22 tn Heb “terror.” The noun פַּחַד (pakhad, “terror”) is a metonymy of effect for cause (= disaster); see BDB 808 s.v. 2. This is suggested by the parallelism with the noun מִשֹּׁאַת (mishoat, “destruction”) in the following colon. The term פַּחַד (“terror”) often refers to the object (or cause) of terror (e.g., Job 3:25; 15:21; 22:10; 31:23; Pss 31:12; 36:2; Isa 24:18; Jer 48:44).

23 tn Heb “or the destruction of the wicked when it comes.”

24 tn Heb “destruction of the wicked.” The noun רְשָׁעִים (rÿshaim, “wicked ones”) probably functions as an objective genitive (the destruction that comes on the wicked) or a genitive of source (the destruction that the wicked bring on others).

25 tn Or “the Lord will be at your side.” Assuming that the noun כֶּסֶל (kesel) is related to the root II כָסַל (“confidence”; BDB 492 s.v. כֶּסֶל 3), the preposition ב (bet) introduces the predicate noun כִּסְלֶךָ (kislekha, “your confidence”) and functions as a beth essentiae (GKC 379 §119.i) which emphasizes the quality or nature of the noun (BDB 88 s.v. בְּ 7; HALOT 104 s.v. בְּ 3): “the Lord will be your confidence.” However, if the noun is related to I כסל (“loins; side”; HALOT 489 s.v. I כֶּסֶל 2), the preposition ב (bet) would function in a locative sense: “the Lord will be at your side.” See tn on the following phrase “source of your confidence.”

26 tn Heb “your confidence” (so NAB, NIV, NRSV) or “at your side.” There is debate whether the term כֶּסֶל (kesel) is related to the root I כָסַל “loins; side” (so HALOT 489 s.v. I כֶּסֶל 2) or II כָסַל “confidence” (so BDB 492 s.v. כֶּסֶל 3). The Vulgate relates it to I כָסַל and offers “the Lord will be at your side (latus).” Others relate it to II כָסַל “confidence” (e.g., Job 8:14; 31:24; Ps 78:7) and take it as a metonymy (= confidence) of adjunct (= object of confidence): “the Lord will be the source [or, object] of your confidence.”

27 sn The term רַגְלְךָ (raglekha, “your foot”) functions as a synecdoche of part (= your foot) for the whole person (= you).
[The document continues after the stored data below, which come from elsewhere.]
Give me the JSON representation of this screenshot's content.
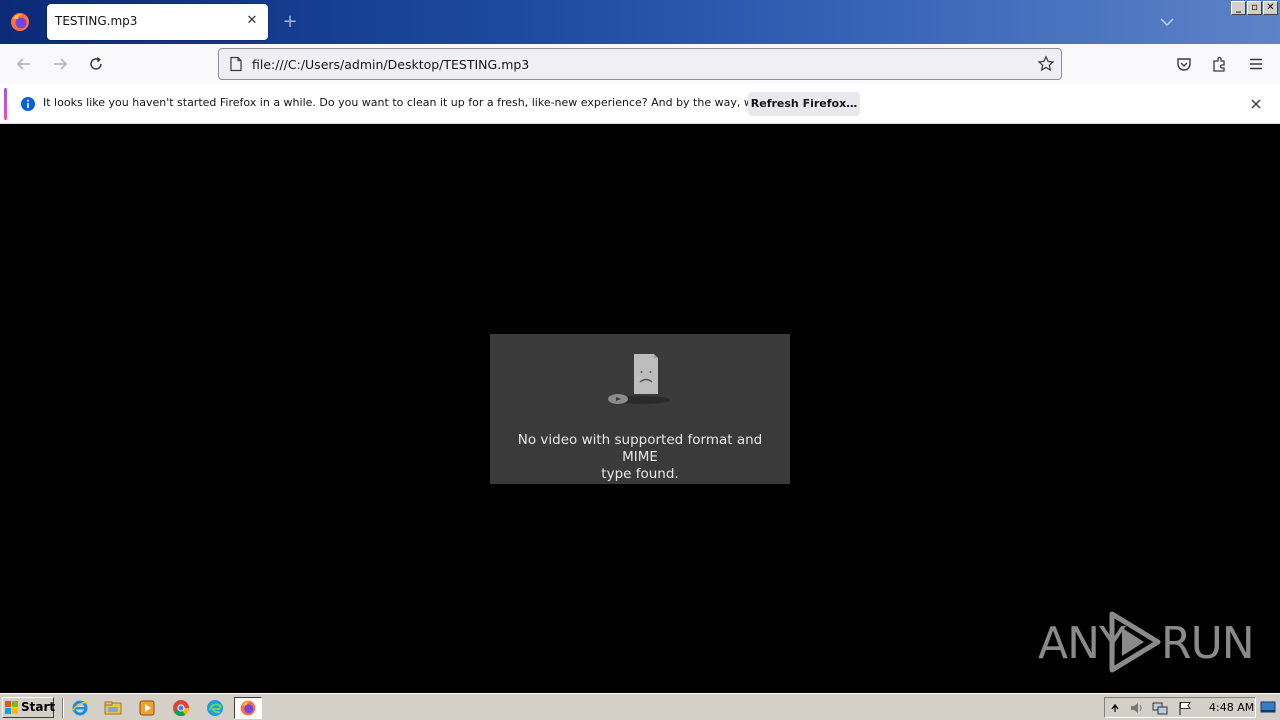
{
  "browser": {
    "tab": {
      "title": "TESTING.mp3"
    },
    "url": "file:///C:/Users/admin/Desktop/TESTING.mp3"
  },
  "notification": {
    "message": "It looks like you haven't started Firefox in a while. Do you want to clean it up for a fresh, like-new experience? And by the way, welcome back!",
    "button_label": "Refresh Firefox…"
  },
  "media_error": {
    "line1": "No video with supported format and MIME",
    "line2": "type found."
  },
  "watermark": {
    "left": "ANY",
    "right": "RUN"
  },
  "taskbar": {
    "start_label": "Start",
    "clock": "4:48 AM"
  },
  "colors": {
    "titlebar_start": "#0b2a78",
    "titlebar_end": "#5d83c8",
    "content_bg": "#000000",
    "error_box_bg": "#3a3a3a",
    "info_blue": "#0060df",
    "taskbar_bg": "#d4d0c8"
  },
  "icons": {
    "firefox_menu": "firefox-icon",
    "tab_close": "close-icon",
    "new_tab": "plus-icon",
    "tab_list": "chevron-down-icon",
    "back": "arrow-left-icon",
    "forward": "arrow-right-icon",
    "reload": "reload-icon",
    "page": "page-icon",
    "bookmark": "star-icon",
    "pocket": "pocket-icon",
    "extensions": "puzzle-icon",
    "menu": "hamburger-icon",
    "info": "info-icon",
    "notice_close": "close-icon"
  }
}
This synecdoche develops the extended comparison between the hunter’s snare and calamity that afflicts the wicked.

28 tn Heb “from capture.” The noun לָכֶד (lakhed, “capture; snare”) occurs only here in OT (BDB 540 s.v.; HALOT 530 s.v. לֶכֶד). It is figurative for the calamity of v. 25. God will protect the wise (or, righteous) from the consequences of sin (snares) that afflict the wicked.